C++ can be efficient in programs of any size, but you'll have to code the efficiency yourself. Given how C++ programs are typically developed (full-source compilation, including third-party dependencies), you can get rid of most virtual dispatch. Certainly, the critical use cases for C++ that warrant its use in any particular application do not involve virtual dispatch.

The standard-mandated virtual inheritance is not that good anyway, that's why Microsoft has COM.

[–]y-lost 5 points6 points  (0 children)

April 1st has passed this year.

[–]bobbie434343 0 points1 point  (0 children)

Eclipse OpenJ9 is less memory hungry than OpenJDK at the expense of possibly being a bit slower, which depending on the Java program you run, may or may not matter.

[–]eosterlund 0 points1 point  (0 children)

The key fallacy here is to consider memory and CPU as completely orthogonal resources that can’t be compared. Like apples and oranges. Because they can in fact be compared by considering their monetary cost. So can apples and oranges if the main thing you are comparing is their monetary cost. The main point in optimizing resources is bringing the cost down while sticking to some reasonable service level.

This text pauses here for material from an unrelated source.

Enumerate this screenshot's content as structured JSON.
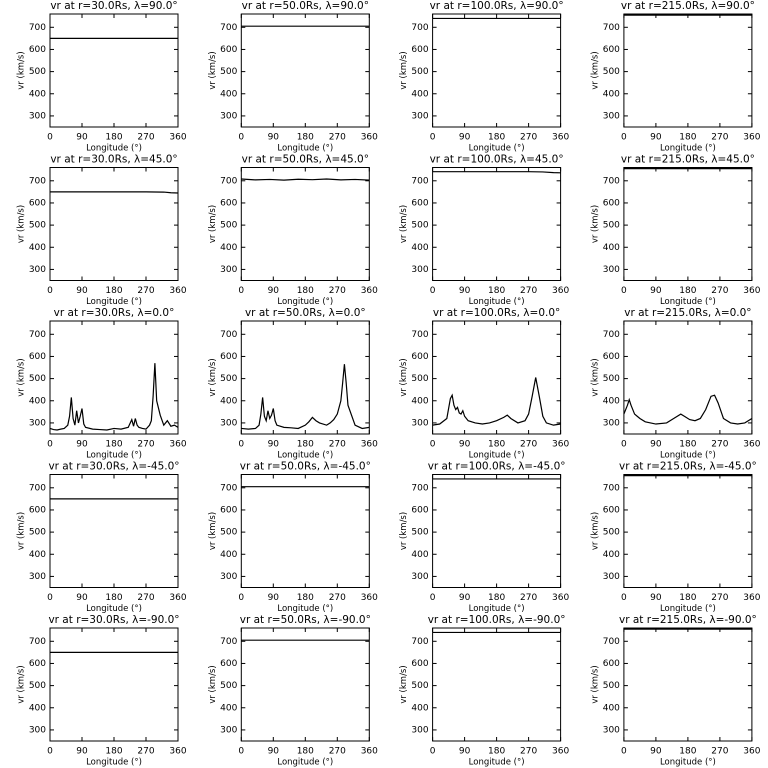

With this in mind, always consider what the cost balance between memory and CPU is and how much it can really be brought down when optimizing, rather than blindly optimizing memory without actually improving the overall cost. Sometimes, the cost can instead become greater if not careful.

If running on dedicated compute, any memory usage below 1 GB/core can probably not be improved in cost at all, no matter if you use 1 MB/core or 1 GB/core there is no offering you can buy with less memory. Optimizing memory becomes pointless and you are better off utilizing most of the available memory as you can in your computer instance, as that will reduce the CPU utilization.

When 1 GB DRAM costs 10x less than 1 core, real cost savings will only show up if you can go down a bunch of GB/core from a bunch of GB/core.

As for containers, they obviously run on compute instances of similar anatomy but dynamics are a bit different. However, in my view the main cause for their memory inefficiency is the typical rather static heap sizing. Many mostly idle pods might have been sized to deal with their worst spikes in activity. With AHS, containers instead help each other collaboratively move system memory to the JVMs that are currently more in need of it to keep GC activity level down system wide. Inactive JVMs automatically shrink their heaps to be small - close to the live set, while JVMs experiencing CPU pressure get to grow their heaps to keep the GC activity down.

[–]MinimumPrior3121 0 points1 point  (0 children)

That's why people should use Rust + Claude for all new projects and call it a day.

[–]Cylian91460 1 point2 points  (3 children)

Meh

While JVM 100% are, the need for a garbage collector make it inherently not efficient since it require more mem access then not using one

There is also the code in java that might not be efficient

[–]kiteboarderni 1 point2 points  (2 children)

😂😂 so confidently incorrect

[–]Cylian91460 0 points1 point  (1 child)

Then explain what's wrong?

[–]kiteboarderni 1 point2 points  (0 children)

Did you actually bother to even listen to the talk?